As atheist ads hit London's buses on Tuesday, one faith-based think tank says they will only get people thinking more about God.
The ads by the British Humanist Association carry the slogan "There's probably no God. Now stop worrying and enjoy your life." They are to appear on 30 of London's bendy buses.
The posters are the atheist response to a number of high profile Christian advertising campaigns on London buses and billboards, notably ones run by the Alpha Course, whose posters ask, "Is this it?" and "If God did exist, what would you ask him?"
The atheist ads have been publicly endorsed and partially financed by prominent atheist Professor Richard Dawkins, who told the BBC that the ad campaign was designed to make people think, an action he said was "anathema to religion."
The public theology think tank Theos has welcomed the campaign, saying it will encourage more people to think about the existence of God.

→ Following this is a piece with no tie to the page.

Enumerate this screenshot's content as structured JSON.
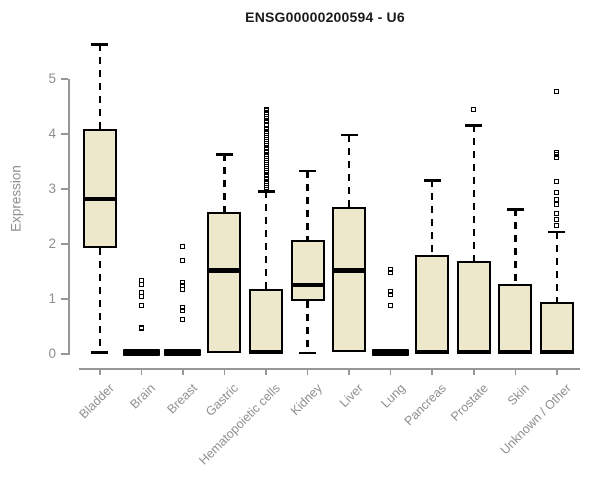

"We think that the campaign is a great way to get people thinking about God. The posters will encourage people to consider the most important question we will ever face in our lives," said Theos Director Paul Woolley.
"The slogan itself is a great discussion starter. Telling someone 'there's probably no God' is a bit like telling them that they've probably remembered to lock their front door. It creates the doubt that they might not have done so."
Woolley said that a new Theos research study, due to be published next month, had revealed that there were as many people finding God in Britain today as there were people losing their faith.
"So this campaign is speaking into a very live debate," he said.
Mike Elms, a fellow of The Marketing Society and former chief executive of ad agencies Ogilvy & Mather and Tempus/CIA, said that the campaign could play a role in the revival of Christianity.
"For too long, the British public has been able to dodge the 'God choice' - is there or isn't there? - by scribbling 'C of E' on their hospital admission form," he said.
"But now atheists are challenging us to make that choice one way or another. The atheist campaign opens the door toward a very public debate on the existence and nature of God."
The head of Church Army, Mark Russell, has also previously expressed his support for the ads in his blog, "Mark Russell's reflections."
"I love that the advert says 'probably,'" he wrote, "so it seems the atheists are not sure if there is a God or not!! I hope people will take time out from the busyness of their everyday lives and think openly about the issues."